MEDAN, KLIKMETRO.COM - Imran alias IM (48) warga Jalan Progo Lingkungan IV Desa Muara Sentosa Kecamatan Sei Tualang Raso Kota Tanjung Balai terdakwa perkara narkoba jenis sabu seberat 4000 gram (4 kg) jalani sidang perdana di Ruang Cakra 3 Pengadilan Negeri (PN) Medan, Kamis (1/4/2021) sore.

Dihadapan Majelis Hakim diketuai Ali Taringan, Jaksa Penuntut Umum (JPU) Anwar Ketaren, yang menghadirkan terdakwa secara daring mengatakan, bahwa terdakwa Imran alias IM ditangkap personil Ditres Narkoba Polda Sumut tidak sendiri melainkan bersama Sofyan alias Usuf dan Ismail (berkas terpisah).
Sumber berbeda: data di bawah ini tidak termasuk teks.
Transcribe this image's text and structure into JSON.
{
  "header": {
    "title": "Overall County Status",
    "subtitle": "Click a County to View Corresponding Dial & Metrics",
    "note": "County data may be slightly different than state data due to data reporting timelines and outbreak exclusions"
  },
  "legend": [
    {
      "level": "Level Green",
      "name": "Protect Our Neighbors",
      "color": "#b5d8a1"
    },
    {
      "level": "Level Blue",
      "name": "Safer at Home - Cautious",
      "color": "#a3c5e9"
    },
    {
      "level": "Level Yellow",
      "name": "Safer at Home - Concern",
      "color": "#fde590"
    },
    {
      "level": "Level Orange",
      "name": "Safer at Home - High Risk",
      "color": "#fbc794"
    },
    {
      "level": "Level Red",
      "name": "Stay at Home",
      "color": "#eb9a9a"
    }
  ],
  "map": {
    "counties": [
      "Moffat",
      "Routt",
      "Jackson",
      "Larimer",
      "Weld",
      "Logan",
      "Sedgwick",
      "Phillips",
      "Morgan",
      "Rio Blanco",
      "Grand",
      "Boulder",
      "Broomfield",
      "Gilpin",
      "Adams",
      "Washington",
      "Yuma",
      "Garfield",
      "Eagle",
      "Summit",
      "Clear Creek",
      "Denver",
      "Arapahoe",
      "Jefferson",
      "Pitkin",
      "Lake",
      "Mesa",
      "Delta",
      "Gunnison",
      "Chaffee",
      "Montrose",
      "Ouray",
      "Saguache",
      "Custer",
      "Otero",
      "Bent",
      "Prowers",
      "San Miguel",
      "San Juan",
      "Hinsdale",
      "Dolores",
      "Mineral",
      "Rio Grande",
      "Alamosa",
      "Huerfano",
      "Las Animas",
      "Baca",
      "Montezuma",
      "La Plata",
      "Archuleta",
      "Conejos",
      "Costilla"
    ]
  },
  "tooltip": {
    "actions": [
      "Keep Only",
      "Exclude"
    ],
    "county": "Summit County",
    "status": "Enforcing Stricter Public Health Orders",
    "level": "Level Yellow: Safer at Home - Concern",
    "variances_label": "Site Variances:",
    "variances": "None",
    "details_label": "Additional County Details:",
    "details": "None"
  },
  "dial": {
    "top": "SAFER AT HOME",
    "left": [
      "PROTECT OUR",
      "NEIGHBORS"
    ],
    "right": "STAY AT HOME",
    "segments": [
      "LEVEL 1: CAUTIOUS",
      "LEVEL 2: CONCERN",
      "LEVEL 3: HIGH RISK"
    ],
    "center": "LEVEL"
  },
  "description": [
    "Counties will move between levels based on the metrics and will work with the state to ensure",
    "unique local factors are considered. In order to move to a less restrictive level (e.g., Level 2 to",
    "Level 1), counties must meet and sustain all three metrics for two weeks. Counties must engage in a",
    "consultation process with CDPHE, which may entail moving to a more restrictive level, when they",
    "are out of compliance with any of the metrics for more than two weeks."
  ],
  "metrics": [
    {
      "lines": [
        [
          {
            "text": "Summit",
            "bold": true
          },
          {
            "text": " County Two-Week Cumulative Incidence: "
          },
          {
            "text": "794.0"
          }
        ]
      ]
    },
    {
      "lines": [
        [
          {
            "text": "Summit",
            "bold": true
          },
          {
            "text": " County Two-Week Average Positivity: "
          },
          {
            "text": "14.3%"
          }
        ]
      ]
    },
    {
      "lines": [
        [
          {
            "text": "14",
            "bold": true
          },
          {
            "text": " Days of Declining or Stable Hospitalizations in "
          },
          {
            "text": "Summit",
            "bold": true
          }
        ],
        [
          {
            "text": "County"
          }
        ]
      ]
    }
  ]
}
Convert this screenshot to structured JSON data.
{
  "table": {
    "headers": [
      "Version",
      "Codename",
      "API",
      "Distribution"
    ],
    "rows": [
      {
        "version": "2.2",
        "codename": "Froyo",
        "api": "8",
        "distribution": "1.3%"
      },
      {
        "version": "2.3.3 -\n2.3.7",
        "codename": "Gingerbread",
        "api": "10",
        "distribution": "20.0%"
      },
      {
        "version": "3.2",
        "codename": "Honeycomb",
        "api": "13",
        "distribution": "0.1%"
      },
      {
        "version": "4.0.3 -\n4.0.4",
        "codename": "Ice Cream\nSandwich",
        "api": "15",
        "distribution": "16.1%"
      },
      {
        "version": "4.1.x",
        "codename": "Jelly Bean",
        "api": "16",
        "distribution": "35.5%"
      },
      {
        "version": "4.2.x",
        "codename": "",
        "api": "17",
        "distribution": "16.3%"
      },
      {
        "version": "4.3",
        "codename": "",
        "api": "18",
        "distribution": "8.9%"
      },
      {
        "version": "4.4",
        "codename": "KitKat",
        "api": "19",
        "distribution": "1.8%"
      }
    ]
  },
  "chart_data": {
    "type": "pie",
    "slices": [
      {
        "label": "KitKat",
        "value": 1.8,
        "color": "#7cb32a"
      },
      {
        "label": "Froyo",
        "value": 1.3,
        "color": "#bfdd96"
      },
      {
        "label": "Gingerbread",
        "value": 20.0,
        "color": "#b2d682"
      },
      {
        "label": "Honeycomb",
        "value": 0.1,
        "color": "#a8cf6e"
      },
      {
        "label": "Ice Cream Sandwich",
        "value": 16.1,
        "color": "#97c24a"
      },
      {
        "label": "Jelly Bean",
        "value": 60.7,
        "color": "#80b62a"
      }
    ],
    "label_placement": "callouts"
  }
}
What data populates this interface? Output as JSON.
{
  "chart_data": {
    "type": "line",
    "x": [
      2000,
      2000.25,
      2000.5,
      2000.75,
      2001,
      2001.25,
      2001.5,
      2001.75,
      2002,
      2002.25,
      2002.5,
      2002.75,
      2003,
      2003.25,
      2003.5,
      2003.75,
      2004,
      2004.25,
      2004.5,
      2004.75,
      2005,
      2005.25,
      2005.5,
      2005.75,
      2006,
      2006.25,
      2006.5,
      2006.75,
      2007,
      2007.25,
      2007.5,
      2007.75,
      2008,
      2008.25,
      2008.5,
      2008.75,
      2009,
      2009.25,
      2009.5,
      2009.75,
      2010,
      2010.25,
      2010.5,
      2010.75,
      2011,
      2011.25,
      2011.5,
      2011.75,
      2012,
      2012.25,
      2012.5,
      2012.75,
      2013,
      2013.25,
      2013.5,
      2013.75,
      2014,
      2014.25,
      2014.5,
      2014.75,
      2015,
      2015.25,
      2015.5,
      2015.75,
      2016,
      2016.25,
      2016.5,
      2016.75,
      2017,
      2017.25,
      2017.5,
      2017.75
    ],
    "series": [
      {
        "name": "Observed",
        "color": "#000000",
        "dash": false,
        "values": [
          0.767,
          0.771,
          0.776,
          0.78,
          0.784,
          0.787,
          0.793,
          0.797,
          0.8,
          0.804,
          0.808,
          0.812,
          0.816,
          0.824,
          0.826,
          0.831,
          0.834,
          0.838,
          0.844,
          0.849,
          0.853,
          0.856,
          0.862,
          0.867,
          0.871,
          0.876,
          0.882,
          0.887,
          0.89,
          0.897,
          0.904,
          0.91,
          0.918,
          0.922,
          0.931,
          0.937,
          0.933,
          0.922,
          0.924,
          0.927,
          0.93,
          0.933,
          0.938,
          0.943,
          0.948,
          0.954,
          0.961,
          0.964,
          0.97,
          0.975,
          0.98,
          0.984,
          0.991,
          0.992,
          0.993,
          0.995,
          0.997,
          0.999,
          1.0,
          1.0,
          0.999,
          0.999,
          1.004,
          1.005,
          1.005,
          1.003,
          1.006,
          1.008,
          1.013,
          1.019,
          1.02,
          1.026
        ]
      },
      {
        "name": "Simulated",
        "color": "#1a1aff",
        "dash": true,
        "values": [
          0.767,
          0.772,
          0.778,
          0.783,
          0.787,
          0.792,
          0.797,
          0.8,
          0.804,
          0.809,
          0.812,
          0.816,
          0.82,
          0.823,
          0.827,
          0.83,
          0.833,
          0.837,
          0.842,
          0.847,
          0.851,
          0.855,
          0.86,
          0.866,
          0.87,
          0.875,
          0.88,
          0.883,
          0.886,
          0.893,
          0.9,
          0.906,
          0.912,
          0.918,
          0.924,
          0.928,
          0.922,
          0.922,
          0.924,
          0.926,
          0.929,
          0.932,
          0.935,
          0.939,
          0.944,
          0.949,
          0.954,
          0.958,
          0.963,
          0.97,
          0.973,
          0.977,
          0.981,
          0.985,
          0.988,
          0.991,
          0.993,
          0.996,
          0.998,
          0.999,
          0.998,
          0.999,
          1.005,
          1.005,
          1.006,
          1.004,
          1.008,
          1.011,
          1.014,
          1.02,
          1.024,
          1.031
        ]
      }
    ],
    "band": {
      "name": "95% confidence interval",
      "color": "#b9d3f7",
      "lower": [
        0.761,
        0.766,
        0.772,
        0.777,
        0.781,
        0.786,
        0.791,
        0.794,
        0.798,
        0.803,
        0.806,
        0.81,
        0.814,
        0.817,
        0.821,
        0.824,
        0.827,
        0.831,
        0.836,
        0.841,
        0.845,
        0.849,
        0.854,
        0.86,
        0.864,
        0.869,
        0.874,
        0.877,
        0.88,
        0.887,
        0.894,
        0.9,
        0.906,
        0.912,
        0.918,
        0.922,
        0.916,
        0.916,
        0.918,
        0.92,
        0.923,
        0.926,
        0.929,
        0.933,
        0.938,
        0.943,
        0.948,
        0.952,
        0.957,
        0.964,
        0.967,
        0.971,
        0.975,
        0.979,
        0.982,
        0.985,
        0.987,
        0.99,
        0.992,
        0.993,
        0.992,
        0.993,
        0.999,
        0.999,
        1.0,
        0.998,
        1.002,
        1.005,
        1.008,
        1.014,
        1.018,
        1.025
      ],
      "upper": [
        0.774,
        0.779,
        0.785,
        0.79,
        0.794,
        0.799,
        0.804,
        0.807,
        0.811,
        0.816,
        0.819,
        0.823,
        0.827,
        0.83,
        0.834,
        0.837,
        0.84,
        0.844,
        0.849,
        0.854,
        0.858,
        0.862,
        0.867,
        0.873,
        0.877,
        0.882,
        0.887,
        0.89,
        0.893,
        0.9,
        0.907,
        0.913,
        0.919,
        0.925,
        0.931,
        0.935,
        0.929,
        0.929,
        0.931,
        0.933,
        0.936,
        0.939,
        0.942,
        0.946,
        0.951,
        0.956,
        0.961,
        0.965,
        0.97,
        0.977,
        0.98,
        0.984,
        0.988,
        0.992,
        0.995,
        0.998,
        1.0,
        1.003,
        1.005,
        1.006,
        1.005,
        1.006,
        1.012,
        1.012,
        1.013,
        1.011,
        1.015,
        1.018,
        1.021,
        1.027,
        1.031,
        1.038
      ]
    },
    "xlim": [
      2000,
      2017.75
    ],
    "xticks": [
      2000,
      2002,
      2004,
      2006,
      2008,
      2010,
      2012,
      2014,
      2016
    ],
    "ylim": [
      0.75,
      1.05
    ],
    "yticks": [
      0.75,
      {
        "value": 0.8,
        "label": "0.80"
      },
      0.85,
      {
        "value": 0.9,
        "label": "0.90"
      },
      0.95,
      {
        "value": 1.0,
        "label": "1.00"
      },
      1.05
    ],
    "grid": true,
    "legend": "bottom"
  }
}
"Terdakwa Imran alias IM  bersama kedua rekannya Sofyan alias Usuf dan Ismail terbukti bersalah melakukan, permufakatan jahat atau bersama-sama Tanpa hak dan melawan hukum menawarkan untuk dijual, menjual, membeli, menjadi perantara dalam jual beli, menukar, menyerahkan, atau menerima Narkotika Golongan I bukan tanaman beratnya 5 gram atau lebih atau seberat netto 4.000 gram,"jelas JPU Anwar Ketaren.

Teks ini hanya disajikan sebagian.